La sirvienta lo levantó, pero enseguida lo dejó caer, y se quedó mirando a aquél, lívida y temblando. Sin saber por
qué, Jordán sintió que los cabellos se le erizaban.
—¿Qué hay? —murmuró con la voz ronca.
—Pesa mucho —articuló la sirvienta, sin dejar de temblar.
Jordán lo levantó; pesaba extraordinariamente. Salieron con él, y sobre la mesa del comedor Jordán cortó funda
y envoltura de un tajo. Las plumas superiores volaron, y la sirvienta dio un grito de horror con toda la boca abierta,
llevándose las manos crispadas a los bandos: —sobre el fondo, entre las plumas, moviendo lentamente las patas velludas,
había un animal monstruoso, una bola viviente y viscosa. Estaba tan hinchado que apenas se le pronunciaba la boca.
Noche a noche, desde que Alicia había caído en cama, había aplicado sigilosamente su boca —su trompa, mejor
dicho— a las sienes de aquélla, chupándole la sangre. La picadura era casi imperceptible. La remoción diaria del
almohadón había impedido sin dada su desarrollo, pero desde que la joven no pudo moverse, la succión fue vertiginosa.
En cinco días, en cinco noches, había vaciado a Alicia.
Estos parásitos de las aves, diminutos en el medio habitual, llegan a adquirir en ciertas condiciones proporciones
enormes. La sangre humana parece serles particularmente favorable, y no es raro hallarlos en los almohadones de
pluma.

RESPONDA LAS SIGUIENTES PREGUNTAS EN SU CUADERNO.


1. ¿Dónde ocurren los acontecimientos del cuento?
2. ¿Qué características posee ese lugar? Fundamenta con citas textuales.
3. ¿Qué emociones o estados de ánimo de los personajes se mencionan en el relato? Incluye citas textuales.
4. Subraya las acciones o emociones que revelan el estado de ánimo de la sirvienta tras la muerte de Alicia.
5. ¿Cuál es el problema que enfrentan los personajes del cuento?
6. Describe cómo enfrenta el conflicto los siguientes personajes:
a) Alicia
b) Jordán
7. Explica cómo se resuelve el conflicto.
8. ¿Crees que Alicia sabía de la criatura que la amenazaba? Fundamenta tu respuesta.

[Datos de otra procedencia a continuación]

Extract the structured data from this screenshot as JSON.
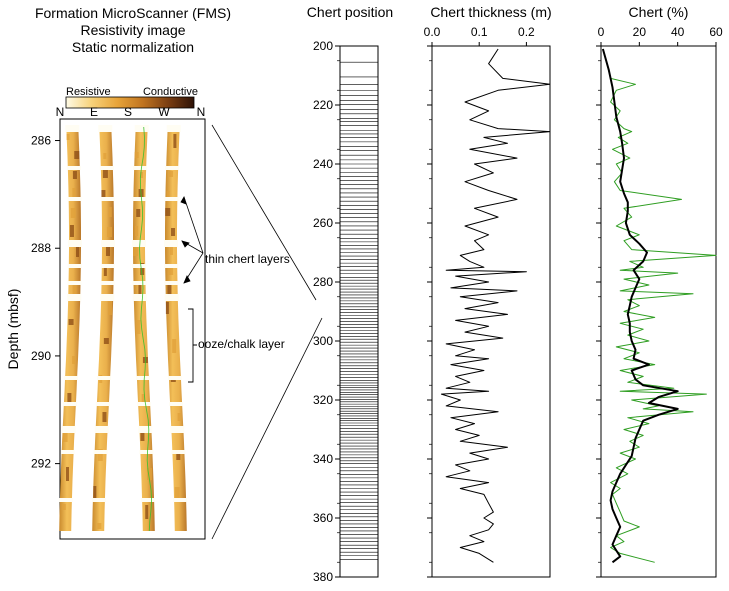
{
  "fms_panel": {
    "title_lines": [
      "Formation MicroScanner (FMS)",
      "Resistivity image",
      "Static normalization"
    ],
    "colorbar": {
      "left_label": "Resistive",
      "right_label": "Conductive",
      "colors": [
        "#fffbe6",
        "#f7d27a",
        "#e7a43a",
        "#c07420",
        "#7a3e12",
        "#2e1206"
      ]
    },
    "orientation_labels": [
      "N",
      "E",
      "S",
      "W",
      "N"
    ],
    "depth_ticks": [
      "286",
      "288",
      "290",
      "292"
    ],
    "ylabel": "Depth (mbsf)",
    "annotations": {
      "thin_chert": "thin chert layers",
      "ooze_chalk": "ooze/chalk layer"
    },
    "colors": {
      "pad_light": "#f5c35a",
      "pad_mid": "#e0a03a",
      "pad_dark": "#8a4a14",
      "bed_white": "#fffdf3",
      "trace": "#35c02a"
    }
  },
  "chart_data": [
    {
      "type": "table",
      "title": "Chert position",
      "ylim": [
        200,
        380
      ],
      "yticks": [
        200,
        220,
        240,
        260,
        280,
        300,
        320,
        340,
        360,
        380
      ],
      "positions": [
        200,
        205.5,
        210.5,
        213,
        215,
        216.8,
        218.4,
        219.9,
        221.5,
        223,
        224.5,
        225.6,
        227,
        228.6,
        229.8,
        231,
        232.5,
        234,
        235.5,
        237,
        238.6,
        240,
        241.4,
        242.8,
        244.2,
        245.6,
        247,
        248.4,
        249.8,
        251.2,
        252.6,
        254,
        255.4,
        256.8,
        258.2,
        259.6,
        261,
        262.4,
        263.8,
        265.2,
        266.4,
        267.6,
        268.8,
        270,
        271.2,
        272.4,
        273.6,
        274.8,
        276,
        277.2,
        278.4,
        279.4,
        280.4,
        281.4,
        282.4,
        283.4,
        284.4,
        285.4,
        286.4,
        287.4,
        288.4,
        289.4,
        290.4,
        291.4,
        292.4,
        293.4,
        294.4,
        295.4,
        296.4,
        297.4,
        298.4,
        299.4,
        300.4,
        301.4,
        302.4,
        303.4,
        304.4,
        305.4,
        306.4,
        307.4,
        308.4,
        309.4,
        310.4,
        311.4,
        312.4,
        313.4,
        314.2,
        315,
        315.8,
        316.6,
        317.4,
        318.2,
        319,
        319.8,
        320.6,
        321.4,
        322.2,
        323,
        323.8,
        324.6,
        325.4,
        326.2,
        327,
        327.8,
        328.6,
        329.6,
        330.6,
        331.6,
        332.6,
        333.6,
        334.6,
        335.6,
        336.6,
        337.6,
        338.6,
        339.6,
        340.6,
        341.6,
        342.8,
        344,
        345.2,
        346.4,
        347.6,
        348.8,
        350,
        351.2,
        352.4,
        353.6,
        354.8,
        356,
        357.2,
        358.4,
        359.6,
        360.8,
        362,
        363.2,
        364.4,
        365.6,
        366.8,
        368,
        369.2,
        370.4,
        371.6,
        372.8,
        374
      ]
    },
    {
      "type": "line",
      "title": "Chert thickness (m)",
      "xlim": [
        0,
        0.25
      ],
      "ylim": [
        200,
        380
      ],
      "xticks": [
        "0.0",
        "0.1",
        "0.2"
      ],
      "yticks": [
        200,
        220,
        240,
        260,
        280,
        300,
        320,
        340,
        360,
        380
      ],
      "series": [
        {
          "color": "#000000",
          "points": [
            [
              0.14,
              201
            ],
            [
              0.12,
              206
            ],
            [
              0.15,
              211
            ],
            [
              0.25,
              213
            ],
            [
              0.14,
              215
            ],
            [
              0.07,
              219
            ],
            [
              0.12,
              222
            ],
            [
              0.08,
              225
            ],
            [
              0.14,
              228
            ],
            [
              0.25,
              229
            ],
            [
              0.11,
              231
            ],
            [
              0.16,
              233
            ],
            [
              0.08,
              235
            ],
            [
              0.18,
              238
            ],
            [
              0.09,
              240
            ],
            [
              0.13,
              243
            ],
            [
              0.07,
              246
            ],
            [
              0.12,
              249
            ],
            [
              0.18,
              252
            ],
            [
              0.09,
              255
            ],
            [
              0.14,
              258
            ],
            [
              0.07,
              261
            ],
            [
              0.12,
              264
            ],
            [
              0.09,
              266
            ],
            [
              0.11,
              269
            ],
            [
              0.06,
              271
            ],
            [
              0.08,
              273
            ],
            [
              0.11,
              275
            ],
            [
              0.03,
              276
            ],
            [
              0.2,
              276.5
            ],
            [
              0.05,
              278
            ],
            [
              0.12,
              280
            ],
            [
              0.04,
              282
            ],
            [
              0.18,
              283
            ],
            [
              0.06,
              285
            ],
            [
              0.14,
              287
            ],
            [
              0.07,
              289
            ],
            [
              0.16,
              291
            ],
            [
              0.05,
              293
            ],
            [
              0.12,
              295
            ],
            [
              0.07,
              297
            ],
            [
              0.15,
              299
            ],
            [
              0.03,
              301
            ],
            [
              0.09,
              303
            ],
            [
              0.05,
              305
            ],
            [
              0.12,
              306
            ],
            [
              0.04,
              308
            ],
            [
              0.11,
              310
            ],
            [
              0.05,
              312
            ],
            [
              0.08,
              314
            ],
            [
              0.03,
              316
            ],
            [
              0.12,
              317
            ],
            [
              0.02,
              318
            ],
            [
              0.06,
              320
            ],
            [
              0.03,
              322
            ],
            [
              0.14,
              324
            ],
            [
              0.04,
              326
            ],
            [
              0.09,
              328
            ],
            [
              0.05,
              330
            ],
            [
              0.1,
              332
            ],
            [
              0.06,
              334
            ],
            [
              0.16,
              336
            ],
            [
              0.08,
              338
            ],
            [
              0.12,
              340
            ],
            [
              0.05,
              342
            ],
            [
              0.08,
              344
            ],
            [
              0.03,
              346
            ],
            [
              0.12,
              348
            ],
            [
              0.06,
              350
            ],
            [
              0.11,
              352
            ],
            [
              0.12,
              355
            ],
            [
              0.13,
              358
            ],
            [
              0.11,
              360
            ],
            [
              0.13,
              362
            ],
            [
              0.12,
              364
            ],
            [
              0.08,
              366
            ],
            [
              0.11,
              368
            ],
            [
              0.06,
              370
            ],
            [
              0.1,
              372
            ],
            [
              0.13,
              375
            ]
          ]
        }
      ]
    },
    {
      "type": "line",
      "title": "Chert (%)",
      "xlim": [
        0,
        60
      ],
      "ylim": [
        200,
        380
      ],
      "xticks": [
        "0",
        "20",
        "40",
        "60"
      ],
      "yticks": [
        200,
        220,
        240,
        260,
        280,
        300,
        320,
        340,
        360,
        380
      ],
      "series": [
        {
          "color": "#2f9e22",
          "points": [
            [
              1,
              201
            ],
            [
              3,
              206
            ],
            [
              5,
              211
            ],
            [
              18,
              213
            ],
            [
              8,
              215
            ],
            [
              5,
              219
            ],
            [
              10,
              222
            ],
            [
              7,
              225
            ],
            [
              12,
              228
            ],
            [
              16,
              229
            ],
            [
              9,
              231
            ],
            [
              14,
              233
            ],
            [
              6,
              235
            ],
            [
              15,
              238
            ],
            [
              8,
              240
            ],
            [
              11,
              243
            ],
            [
              7,
              246
            ],
            [
              10,
              249
            ],
            [
              42,
              252
            ],
            [
              12,
              255
            ],
            [
              16,
              258
            ],
            [
              8,
              261
            ],
            [
              20,
              264
            ],
            [
              12,
              266
            ],
            [
              16,
              269
            ],
            [
              60,
              271
            ],
            [
              15,
              273
            ],
            [
              22,
              275
            ],
            [
              10,
              276
            ],
            [
              40,
              277
            ],
            [
              12,
              279
            ],
            [
              25,
              281
            ],
            [
              10,
              283
            ],
            [
              48,
              284
            ],
            [
              14,
              286
            ],
            [
              20,
              288
            ],
            [
              12,
              290
            ],
            [
              28,
              292
            ],
            [
              10,
              294
            ],
            [
              22,
              296
            ],
            [
              14,
              298
            ],
            [
              25,
              300
            ],
            [
              8,
              302
            ],
            [
              20,
              304
            ],
            [
              12,
              306
            ],
            [
              28,
              308
            ],
            [
              10,
              310
            ],
            [
              22,
              312
            ],
            [
              14,
              314
            ],
            [
              38,
              316
            ],
            [
              10,
              317
            ],
            [
              55,
              318
            ],
            [
              16,
              320
            ],
            [
              30,
              322
            ],
            [
              22,
              323
            ],
            [
              48,
              324
            ],
            [
              14,
              326
            ],
            [
              25,
              328
            ],
            [
              12,
              330
            ],
            [
              22,
              332
            ],
            [
              15,
              334
            ],
            [
              20,
              336
            ],
            [
              10,
              338
            ],
            [
              18,
              340
            ],
            [
              8,
              343
            ],
            [
              14,
              345
            ],
            [
              5,
              348
            ],
            [
              10,
              350
            ],
            [
              6,
              352
            ],
            [
              8,
              355
            ],
            [
              10,
              358
            ],
            [
              12,
              361
            ],
            [
              20,
              363
            ],
            [
              8,
              366
            ],
            [
              12,
              368
            ],
            [
              5,
              370
            ],
            [
              10,
              372
            ],
            [
              28,
              375
            ]
          ]
        },
        {
          "color": "#000000",
          "points": [
            [
              1,
              201
            ],
            [
              4,
              208
            ],
            [
              6,
              214
            ],
            [
              7,
              219
            ],
            [
              8,
              224
            ],
            [
              10,
              229
            ],
            [
              11,
              233
            ],
            [
              12,
              238
            ],
            [
              11,
              242
            ],
            [
              10,
              246
            ],
            [
              12,
              250
            ],
            [
              14,
              253
            ],
            [
              14,
              256
            ],
            [
              13,
              260
            ],
            [
              15,
              264
            ],
            [
              20,
              267
            ],
            [
              24,
              270
            ],
            [
              22,
              273
            ],
            [
              17,
              276
            ],
            [
              20,
              279
            ],
            [
              18,
              282
            ],
            [
              16,
              285
            ],
            [
              15,
              288
            ],
            [
              14,
              291
            ],
            [
              15,
              294
            ],
            [
              15,
              297
            ],
            [
              16,
              300
            ],
            [
              18,
              303
            ],
            [
              17,
              306
            ],
            [
              25,
              308
            ],
            [
              16,
              310
            ],
            [
              18,
              313
            ],
            [
              22,
              315
            ],
            [
              40,
              317
            ],
            [
              30,
              319
            ],
            [
              25,
              321
            ],
            [
              40,
              323
            ],
            [
              30,
              325
            ],
            [
              22,
              327
            ],
            [
              20,
              330
            ],
            [
              18,
              333
            ],
            [
              17,
              336
            ],
            [
              16,
              339
            ],
            [
              13,
              342
            ],
            [
              10,
              345
            ],
            [
              8,
              348
            ],
            [
              6,
              351
            ],
            [
              5,
              354
            ],
            [
              6,
              357
            ],
            [
              8,
              360
            ],
            [
              10,
              363
            ],
            [
              8,
              366
            ],
            [
              6,
              369
            ],
            [
              8,
              371
            ],
            [
              10,
              373
            ],
            [
              6,
              375
            ]
          ]
        }
      ]
    }
  ]
}
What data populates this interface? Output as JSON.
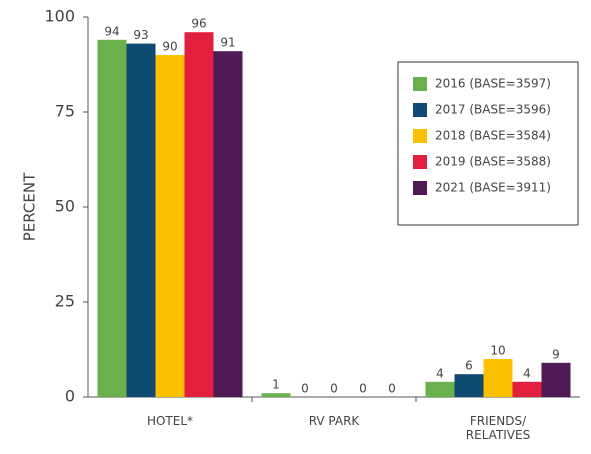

9. ¿Piensas que la rigidez y seriedad de Jordán influyeron en el desenlace de la historia? Argumenta.
10. ¿Cómo imaginas que reaccionó Jordán al descubrir al insecto? ¿Por qué?
11. ¿Podría haberse evitado el final trágico de la protagonista? Plantea una hipótesis y fundamenta a partir del texto.